Other key findings from the research include:

The number of brands tracking the representation of talent is due to expand massively this year, with another 36% of respondents due to start. Fourteen percent already track this internally and a further 14% do so via an external partner.


  • Twelve percent of respondents say they always align on DEI goals and KPIs in production, with 24% saying they do so ‘very frequently’ and a further 41% doing so ‘occasionally’.
  • One in five brands (21%) always make sure their casting specs clearly require a diverse range of races, ethnicities, genders, ages, ability and including veterans. Twenty-nine percent do the same ‘very frequently’ and 21% do so ‘occasionally’.
  • Only six percent say they are always aware of how their production partners recruit, support and develop diverse talent. Eighteen percent do so ‘very frequently’ and 24% do so ‘occasionally’.
  • Just six percent of respondents say they always offer DEI training programmes to production partners to help educate and foster inclusive behaviours and to stop unconscious bias.
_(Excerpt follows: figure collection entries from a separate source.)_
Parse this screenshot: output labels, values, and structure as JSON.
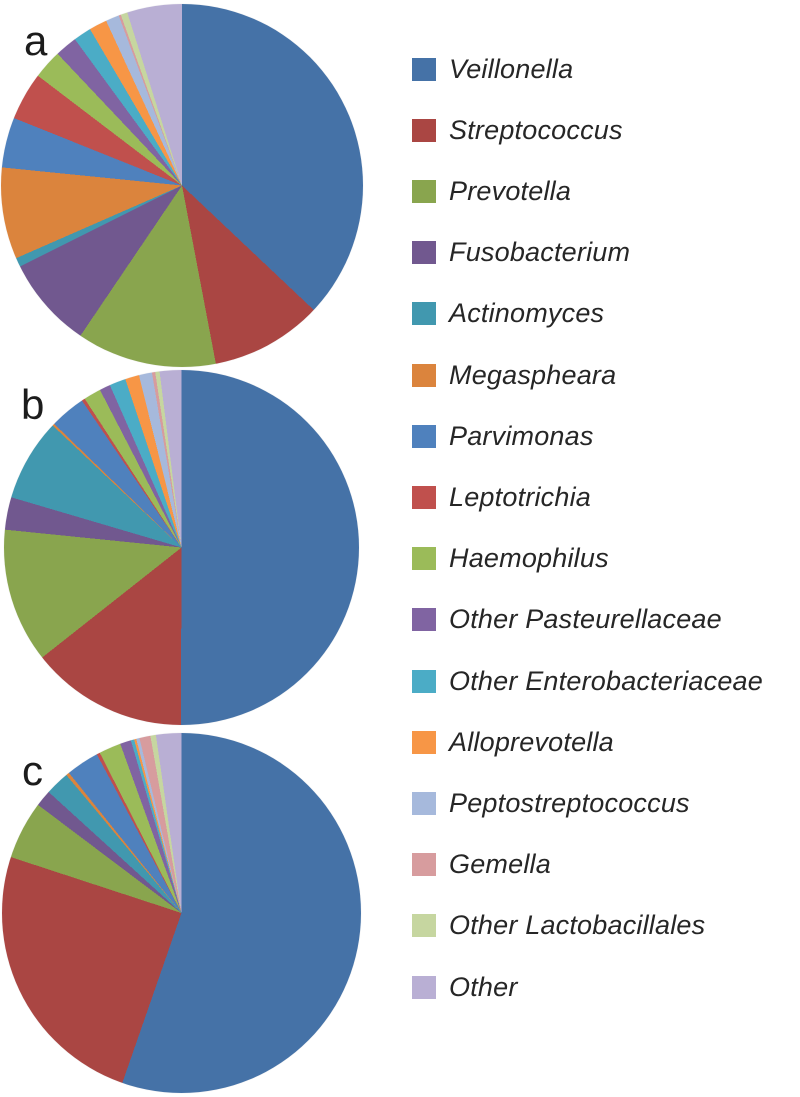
{
  "figure": {
    "background": "#ffffff",
    "panels": [
      {
        "label": "a"
      },
      {
        "label": "b"
      },
      {
        "label": "c"
      }
    ]
  },
  "legend": {
    "position": "right",
    "items": [
      {
        "label": "Veillonella",
        "color": "#4572A7"
      },
      {
        "label": "Streptococcus",
        "color": "#AA4643"
      },
      {
        "label": "Prevotella",
        "color": "#89A54E"
      },
      {
        "label": "Fusobacterium",
        "color": "#71588F"
      },
      {
        "label": "Actinomyces",
        "color": "#4198AF"
      },
      {
        "label": "Megaspheara",
        "color": "#DB843D"
      },
      {
        "label": "Parvimonas",
        "color": "#4F81BD"
      },
      {
        "label": "Leptotrichia",
        "color": "#C0504D"
      },
      {
        "label": "Haemophilus",
        "color": "#9BBB59"
      },
      {
        "label": "Other Pasteurellaceae",
        "color": "#8064A2"
      },
      {
        "label": "Other Enterobacteriaceae",
        "color": "#4BACC6"
      },
      {
        "label": "Alloprevotella",
        "color": "#F79646"
      },
      {
        "label": "Peptostreptococcus",
        "color": "#A6B9DC"
      },
      {
        "label": "Gemella",
        "color": "#D79C9E"
      },
      {
        "label": "Other Lactobacillales",
        "color": "#C6D6A0"
      },
      {
        "label": "Other",
        "color": "#B9AFD4"
      }
    ]
  },
  "chart_data": [
    {
      "type": "pie",
      "panel": "a",
      "unit": "percent",
      "start_angle_deg": 0,
      "direction": "clockwise",
      "legend_position": "right",
      "categories": [
        "Veillonella",
        "Streptococcus",
        "Prevotella",
        "Fusobacterium",
        "Actinomyces",
        "Megaspheara",
        "Parvimonas",
        "Leptotrichia",
        "Haemophilus",
        "Other Pasteurellaceae",
        "Other Enterobacteriaceae",
        "Alloprevotella",
        "Peptostreptococcus",
        "Gemella",
        "Other Lactobacillales",
        "Other"
      ],
      "values": [
        37.2,
        10.0,
        12.5,
        8.2,
        0.8,
        8.2,
        4.5,
        4.3,
        2.6,
        2.0,
        1.6,
        1.6,
        1.2,
        0.2,
        0.6,
        4.9
      ]
    },
    {
      "type": "pie",
      "panel": "b",
      "unit": "percent",
      "start_angle_deg": 0,
      "direction": "clockwise",
      "legend_position": "right",
      "categories": [
        "Veillonella",
        "Streptococcus",
        "Prevotella",
        "Fusobacterium",
        "Actinomyces",
        "Megaspheara",
        "Parvimonas",
        "Leptotrichia",
        "Haemophilus",
        "Other Pasteurellaceae",
        "Other Enterobacteriaceae",
        "Alloprevotella",
        "Peptostreptococcus",
        "Gemella",
        "Other Lactobacillales",
        "Other"
      ],
      "values": [
        50.7,
        14.5,
        12.4,
        3.0,
        7.6,
        0.2,
        3.3,
        0.3,
        1.6,
        1.0,
        1.5,
        1.3,
        1.2,
        0.3,
        0.4,
        2.0
      ]
    },
    {
      "type": "pie",
      "panel": "c",
      "unit": "percent",
      "start_angle_deg": 0,
      "direction": "clockwise",
      "legend_position": "right",
      "categories": [
        "Veillonella",
        "Streptococcus",
        "Prevotella",
        "Fusobacterium",
        "Actinomyces",
        "Megaspheara",
        "Parvimonas",
        "Leptotrichia",
        "Haemophilus",
        "Other Pasteurellaceae",
        "Other Enterobacteriaceae",
        "Alloprevotella",
        "Peptostreptococcus",
        "Gemella",
        "Other Lactobacillales",
        "Other"
      ],
      "values": [
        56.0,
        25.0,
        5.3,
        1.5,
        2.2,
        0.3,
        3.0,
        0.3,
        2.0,
        1.0,
        0.3,
        0.2,
        0.3,
        1.0,
        0.5,
        2.3
      ]
    }
  ]
}
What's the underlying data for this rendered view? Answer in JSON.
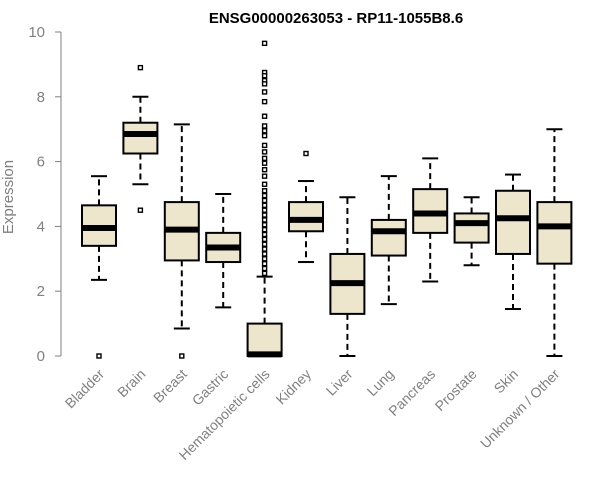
{
  "chart_data": {
    "type": "boxplot",
    "title": "ENSG00000263053 - RP11-1055B8.6",
    "xlabel": "",
    "ylabel": "Expression",
    "ylim": [
      0,
      10
    ],
    "yticks": [
      0,
      2,
      4,
      6,
      8,
      10
    ],
    "grid": false,
    "colors": {
      "box_fill": "#ede6cc",
      "line": "#000000",
      "axis_text": "#808080"
    },
    "categories": [
      "Bladder",
      "Brain",
      "Breast",
      "Gastric",
      "Hematopoietic cells",
      "Kidney",
      "Liver",
      "Lung",
      "Pancreas",
      "Prostate",
      "Skin",
      "Unknown / Other"
    ],
    "boxes": [
      {
        "min": 2.35,
        "q1": 3.4,
        "median": 3.95,
        "q3": 4.65,
        "max": 5.55,
        "outliers": [
          0.0
        ]
      },
      {
        "min": 5.3,
        "q1": 6.25,
        "median": 6.85,
        "q3": 7.2,
        "max": 8.0,
        "outliers": [
          8.9,
          4.5
        ]
      },
      {
        "min": 0.85,
        "q1": 2.95,
        "median": 3.9,
        "q3": 4.75,
        "max": 7.15,
        "outliers": [
          0.0
        ]
      },
      {
        "min": 1.5,
        "q1": 2.9,
        "median": 3.35,
        "q3": 3.8,
        "max": 5.0,
        "outliers": []
      },
      {
        "min": 0.0,
        "q1": 0.0,
        "median": 0.05,
        "q3": 1.0,
        "max": 2.45,
        "outliers": [
          9.65,
          8.75,
          8.65,
          8.5,
          8.4,
          8.15,
          7.85,
          7.4,
          7.1,
          6.95,
          6.8,
          6.5,
          6.3,
          6.1,
          5.95,
          5.75,
          5.55,
          5.3,
          5.1,
          4.95,
          4.8,
          4.65,
          4.5,
          4.35,
          4.2,
          4.05,
          3.9,
          3.75,
          3.6,
          3.45,
          3.3,
          3.15,
          3.0,
          2.85,
          2.7,
          2.55
        ]
      },
      {
        "min": 2.9,
        "q1": 3.85,
        "median": 4.2,
        "q3": 4.75,
        "max": 5.4,
        "outliers": [
          6.25
        ]
      },
      {
        "min": 0.0,
        "q1": 1.3,
        "median": 2.25,
        "q3": 3.15,
        "max": 4.9,
        "outliers": []
      },
      {
        "min": 1.6,
        "q1": 3.1,
        "median": 3.85,
        "q3": 4.2,
        "max": 5.55,
        "outliers": []
      },
      {
        "min": 2.3,
        "q1": 3.8,
        "median": 4.4,
        "q3": 5.15,
        "max": 6.1,
        "outliers": []
      },
      {
        "min": 2.8,
        "q1": 3.5,
        "median": 4.1,
        "q3": 4.4,
        "max": 4.9,
        "outliers": []
      },
      {
        "min": 1.45,
        "q1": 3.15,
        "median": 4.25,
        "q3": 5.1,
        "max": 5.6,
        "outliers": []
      },
      {
        "min": 0.0,
        "q1": 2.85,
        "median": 4.0,
        "q3": 4.75,
        "max": 7.0,
        "outliers": []
      }
    ]
  }
}
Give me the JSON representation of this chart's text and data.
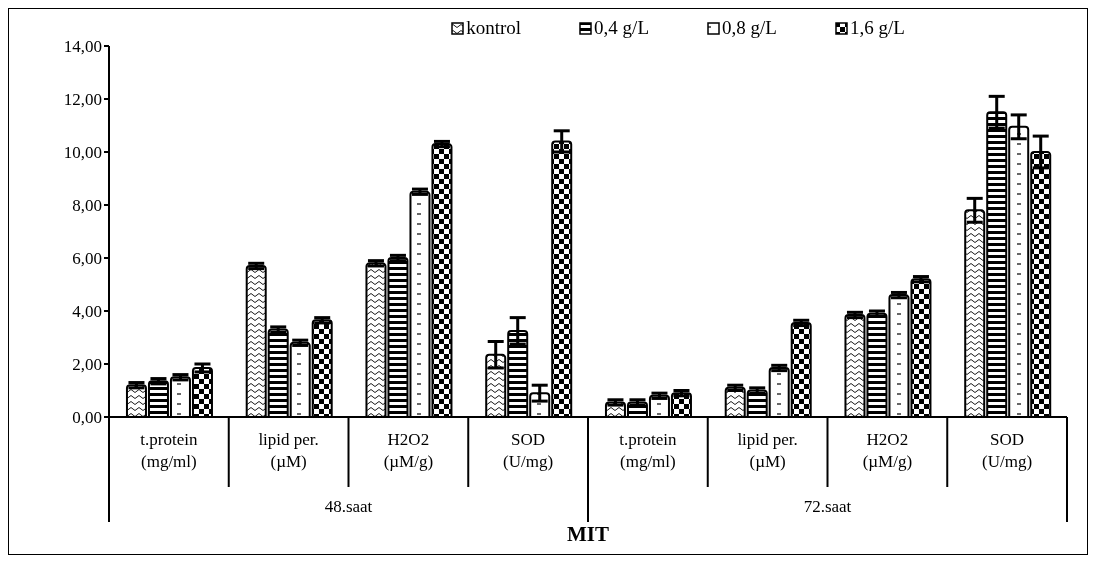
{
  "chart_data": {
    "type": "bar",
    "xlabel": "MIT",
    "categories": [
      "t.protein\n(mg/ml)",
      "lipid per.\n(µM)",
      "H2O2\n(µM/g)",
      "SOD\n(U/mg)",
      "t.protein\n(mg/ml)",
      "lipid per.\n(µM)",
      "H2O2\n(µM/g)",
      "SOD\n(U/mg)"
    ],
    "series": [
      {
        "name": "kontrol",
        "color": "#000000",
        "values": [
          1.2,
          5.7,
          5.8,
          2.35,
          0.55,
          1.1,
          3.85,
          7.8
        ],
        "errors": [
          0.1,
          0.1,
          0.1,
          0.5,
          0.1,
          0.1,
          0.1,
          0.45
        ]
      },
      {
        "name": "0,4 g/L",
        "color": "#000000",
        "values": [
          1.35,
          3.3,
          6.0,
          3.25,
          0.55,
          1.0,
          3.9,
          11.5
        ],
        "errors": [
          0.1,
          0.1,
          0.1,
          0.5,
          0.1,
          0.1,
          0.1,
          0.6
        ]
      },
      {
        "name": "0,8 g/L",
        "color": "#000000",
        "values": [
          1.5,
          2.8,
          8.5,
          0.9,
          0.8,
          1.85,
          4.6,
          10.95
        ],
        "errors": [
          0.1,
          0.1,
          0.1,
          0.3,
          0.1,
          0.1,
          0.1,
          0.45
        ]
      },
      {
        "name": "1,6 g/L",
        "color": "#000000",
        "values": [
          1.85,
          3.65,
          10.3,
          10.4,
          0.9,
          3.55,
          5.2,
          10.0
        ],
        "errors": [
          0.15,
          0.1,
          0.1,
          0.4,
          0.1,
          0.1,
          0.1,
          0.6
        ]
      }
    ],
    "ylim": [
      0,
      14
    ],
    "yticks": [
      {
        "value": 0,
        "label": "0,00"
      },
      {
        "value": 2,
        "label": "2,00"
      },
      {
        "value": 4,
        "label": "4,00"
      },
      {
        "value": 6,
        "label": "6,00"
      },
      {
        "value": 8,
        "label": "8,00"
      },
      {
        "value": 10,
        "label": "10,00"
      },
      {
        "value": 12,
        "label": "12,00"
      },
      {
        "value": 14,
        "label": "14,00"
      }
    ],
    "annotations": [
      "48.saat",
      "72.saat"
    ],
    "grid": false,
    "legend": "top"
  }
}
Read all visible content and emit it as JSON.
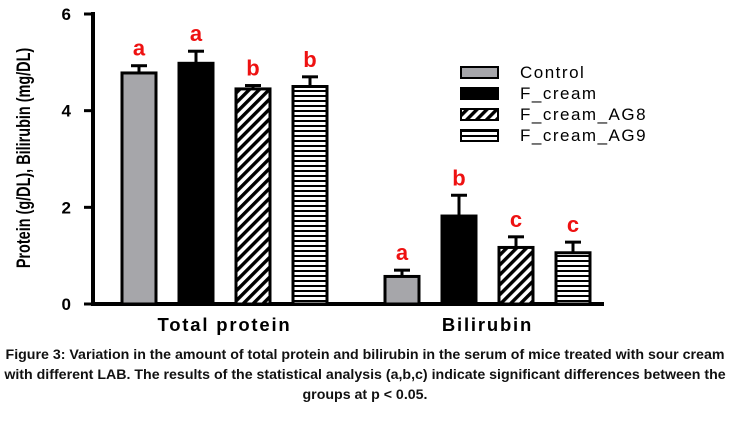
{
  "chart_data": {
    "type": "bar",
    "ylabel": "Protein (g/DL), Bilirubin (mg/DL)",
    "xlabel": "",
    "ylim": [
      0,
      6
    ],
    "yticks": [
      "0",
      "2",
      "4",
      "6"
    ],
    "categories": [
      "Total protein",
      "Bilirubin"
    ],
    "series": [
      {
        "name": "Control",
        "values": [
          4.78,
          0.57
        ],
        "errors": [
          0.15,
          0.13
        ],
        "fill": "#a6a6aa"
      },
      {
        "name": "F_cream",
        "values": [
          4.98,
          1.82
        ],
        "errors": [
          0.25,
          0.43
        ],
        "fill": "#000000"
      },
      {
        "name": "F_cream_AG8",
        "values": [
          4.45,
          1.17
        ],
        "errors": [
          0.07,
          0.22
        ],
        "fill": "diagonal-stripes"
      },
      {
        "name": "F_cream_AG9",
        "values": [
          4.5,
          1.06
        ],
        "errors": [
          0.2,
          0.22
        ],
        "fill": "horizontal-stripes"
      }
    ],
    "significance": [
      [
        "a",
        "a",
        "b",
        "b"
      ],
      [
        "a",
        "b",
        "c",
        "c"
      ]
    ],
    "significance_color": "#ee1111",
    "legend_position": "right",
    "grid": false
  },
  "caption": "Figure 3: Variation in the amount of total protein and bilirubin in the serum of mice treated with sour cream with different LAB. The results of the statistical analysis (a,b,c) indicate significant differences between the groups at p < 0.05."
}
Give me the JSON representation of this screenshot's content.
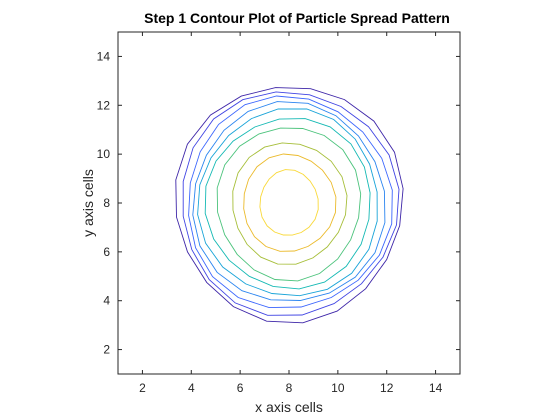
{
  "chart_data": {
    "type": "contour",
    "title": "Step 1 Contour Plot of Particle Spread Pattern",
    "xlabel": "x axis cells",
    "ylabel": "y axis cells",
    "xlim": [
      1,
      15
    ],
    "ylim": [
      1,
      15
    ],
    "x_ticks": [
      2,
      4,
      6,
      8,
      10,
      12,
      14
    ],
    "y_ticks": [
      2,
      4,
      6,
      8,
      10,
      12,
      14
    ],
    "grid": false,
    "center": [
      8,
      8
    ],
    "colormap": "parula",
    "levels": [
      {
        "level": 1,
        "radius_x": 4.67,
        "radius_y": 4.85,
        "color": "#3e26a8"
      },
      {
        "level": 2,
        "radius_x": 4.45,
        "radius_y": 4.6,
        "color": "#4145e3"
      },
      {
        "level": 3,
        "radius_x": 4.2,
        "radius_y": 4.35,
        "color": "#3c66fd"
      },
      {
        "level": 4,
        "radius_x": 3.95,
        "radius_y": 4.1,
        "color": "#2b85f0"
      },
      {
        "level": 5,
        "radius_x": 3.7,
        "radius_y": 3.85,
        "color": "#19a4d8"
      },
      {
        "level": 6,
        "radius_x": 3.4,
        "radius_y": 3.5,
        "color": "#15b9b4"
      },
      {
        "level": 7,
        "radius_x": 2.95,
        "radius_y": 3.15,
        "color": "#4cc37c"
      },
      {
        "level": 8,
        "radius_x": 2.35,
        "radius_y": 2.5,
        "color": "#a6be38"
      },
      {
        "level": 9,
        "radius_x": 1.9,
        "radius_y": 2.0,
        "color": "#ebba2b"
      },
      {
        "level": 10,
        "radius_x": 1.2,
        "radius_y": 1.35,
        "color": "#f9d93a"
      }
    ]
  }
}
Eighteen percent do so ‘very frequently’ and 15% do so ‘occasionally’.



“Brand owners have a two-fold opportunity to promote a positive and progressive DEI agenda through the content they produce: first, by making sure that what happens in front of the camera is reflective of the diversity of people their brands serve, and secondly, by championing a diverse and inclusive culture on set, where everyone can feel like they belong. This new production guide is for those just starting their DEI journey or the seasoned brand marketers seeking to identify proven ways to leave a legacy of positive societal and business impact,” said Stephan Loerke, CEO, WFA.


“Whilst we still have much to learn, if more brands can make their production sets more inclusive, they will not only create more opportunities for persons with disabilities, but also benefit immensely from the creativity they will bring to our industry,” said Dana Cadden, Global Head of Advertising Production, Unilever.


“DEI is a proven model for growth and social impact when it’s woven throughout the marketing value chain. This is the new ROI – the Return on Inclusion. DEI in production delivers positive results for everyone,” said Ali Hanan, CEO and Founder, Creative Equals.


“Client and agency agreeing on their joint DEI ambition at the beginning of a project is crucial. This keeps it top of mind during the iteration process and then seamlessly translate when the project reaches production.  It’s ultimately about a “for humans by humans” mindset and important for everybody to remind themselves of this and keep each other honest at every step,” said Annie Lazarevski, Global Production Director, Havas.


“We are observing that the process of including diverse suppliers in bidding is often treated as a tick box exercise, resulting in these suppliers not being selected. These potential suppliers invest significant time and financial resources in the bidding process, yet their chances of winning are relatively low. Until agency partners adopt a different mindset, this situation is unlikely to improve”, said Pat Murphy, Founder and CEO, MurphyCobb & Associates.


“Getting to great inclusive marketing outputs means thinking differently right across the marketing process, from the insights and briefs we write through to the media and technology we use to get it out into the world. At the very heart of that process is production, and this guide is a fantastic collation of challenges and best practice to help brands – big or small – step-change their approach and make the on-set environment truly inclusive,” said Jerry Daykin, global media expert and WFA Global Diversity Ambassador.


“In the fast-paced FMCG advertising sector, the rush to produce content quickly and on reduced budgets often compromises preparation, support, and safety on set. The lack of diverse crew, the inadequate translation of essential documents for foreign language speakers, and the scarcity of women directors highlight critical inclusivity gaps. Addressing these issues requires a consolidated, concerted effort with adequate resources and a unified direction to build an infrastructure that supports diversity, equity, and inclusion in every production aspect,” said Elizabeth-Peyton Jones, Founder and CEO, Talent Trust.